A getaway plan from what? As Jones and Celente see it, the collapse of the Western financial markets and contagion from southern Europe. On Thursday, bond spreads from Spanish and French debt rose on fears that Italy’s problems will spread throughout the region.
Spain and France struggled with government bond auctions early Thursday. Nobody wants them at current yields, so yields will have to go higher to represent the risks involved with buying south European government debt. It might not just be Greece anymore. It’s Italy. And then Spain. And them Portugal might get worse. And up north…Ireland. Where does it end?
Spain 10-year bond yields on Thursday rose to their highest level since 1997, with interest rates rising 1.5 points above the average paid at similar auctions this year. Reuters cited unnamed sources calling the bond market “pretty awful” to “dreadful.” The euro fell on the foreign exchanges in response.
Paris fared a little better, but again had to pay markedly more to shift nearly 7 billion euros of government debt. Fears that the euro zone’s second largest economy is getting sucked into the maelstrom have taken the two-year debt crisis to a new level this week, Reuters reported.

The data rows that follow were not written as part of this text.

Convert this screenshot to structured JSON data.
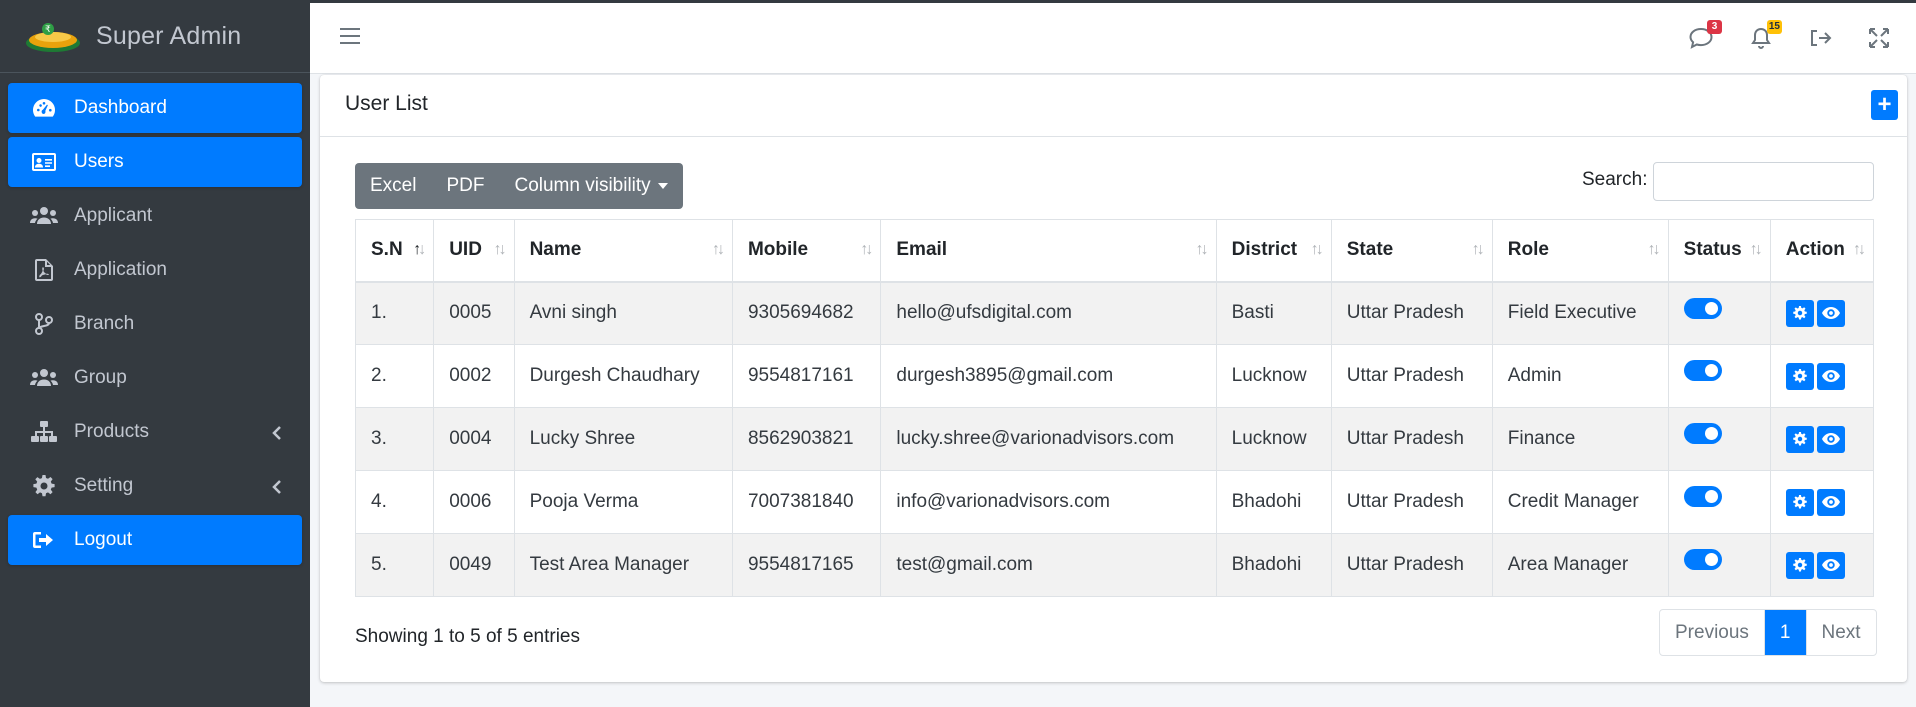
{
  "brand": {
    "title": "Super Admin"
  },
  "sidebar": {
    "items": [
      {
        "label": "Dashboard",
        "icon": "tachometer-icon",
        "active": true
      },
      {
        "label": "Users",
        "icon": "id-card-icon",
        "active": true
      },
      {
        "label": "Applicant",
        "icon": "users-icon",
        "active": false
      },
      {
        "label": "Application",
        "icon": "file-pdf-icon",
        "active": false
      },
      {
        "label": "Branch",
        "icon": "code-branch-icon",
        "active": false
      },
      {
        "label": "Group",
        "icon": "users-icon",
        "active": false
      },
      {
        "label": "Products",
        "icon": "sitemap-icon",
        "active": false,
        "submenu": true
      },
      {
        "label": "Setting",
        "icon": "gear-icon",
        "active": false,
        "submenu": true
      },
      {
        "label": "Logout",
        "icon": "sign-out-icon",
        "active": true
      }
    ]
  },
  "header": {
    "messages_badge": "3",
    "notifications_badge": "15",
    "badge_colors": {
      "messages": "#dc3545",
      "notifications": "#ffc107"
    }
  },
  "card": {
    "title": "User List",
    "add_label": "+",
    "buttons": {
      "excel": "Excel",
      "pdf": "PDF",
      "column_visibility": "Column visibility"
    },
    "search_label": "Search:",
    "search_value": ""
  },
  "table": {
    "columns": [
      "S.N",
      "UID",
      "Name",
      "Mobile",
      "Email",
      "District",
      "State",
      "Role",
      "Status",
      "Action"
    ],
    "rows": [
      {
        "sn": "1.",
        "uid": "0005",
        "name": "Avni singh",
        "mobile": "9305694682",
        "email": "hello@ufsdigital.com",
        "district": "Basti",
        "state": "Uttar Pradesh",
        "role": "Field Executive",
        "status": true
      },
      {
        "sn": "2.",
        "uid": "0002",
        "name": "Durgesh Chaudhary",
        "mobile": "9554817161",
        "email": "durgesh3895@gmail.com",
        "district": "Lucknow",
        "state": "Uttar Pradesh",
        "role": "Admin",
        "status": true
      },
      {
        "sn": "3.",
        "uid": "0004",
        "name": "Lucky Shree",
        "mobile": "8562903821",
        "email": "lucky.shree@varionadvisors.com",
        "district": "Lucknow",
        "state": "Uttar Pradesh",
        "role": "Finance",
        "status": true
      },
      {
        "sn": "4.",
        "uid": "0006",
        "name": "Pooja Verma",
        "mobile": "7007381840",
        "email": "info@varionadvisors.com",
        "district": "Bhadohi",
        "state": "Uttar Pradesh",
        "role": "Credit Manager",
        "status": true
      },
      {
        "sn": "5.",
        "uid": "0049",
        "name": "Test Area Manager",
        "mobile": "9554817165",
        "email": "test@gmail.com",
        "district": "Bhadohi",
        "state": "Uttar Pradesh",
        "role": "Area Manager",
        "status": true
      }
    ]
  },
  "footer": {
    "info": "Showing 1 to 5 of 5 entries",
    "previous": "Previous",
    "current_page": "1",
    "next": "Next"
  },
  "colors": {
    "primary": "#007bff",
    "sidebar_bg": "#343a40",
    "secondary": "#6c757d"
  }
}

“The euro zone has got to deliver something which is going to calm markets down and at the moment markets feel like they are being given no comfort whatsoever,” Marc Ostwald, a strategist at Monument Securities, told Reuters.
Back at the Jones radio show this morning, talk of the usual suspects from the elite salon group known as the Bilderberg Group, to a conspiracy of hedge funds allegedly “stealing people’s brokerage accounts” en masse, investors are witnessing a “hostile takeover”, says Jones.
Celente said that people have to find morality in order to change the political and financial system. He charged political leaders with perpetuating a system of fraud for personal gain.
“The politicians are enablers of crime bosses,” he says. Newt Gingrich made over $1 million advising Fannie Mae and Freddie Mac, which were at the center of the sub prime mortgage crisis.
“Every financial institution is under the same kind of pressure as we see in Europe. If you think your money is safe with any of those big names, you’re making a big mistake,” Celente said…loudly at times.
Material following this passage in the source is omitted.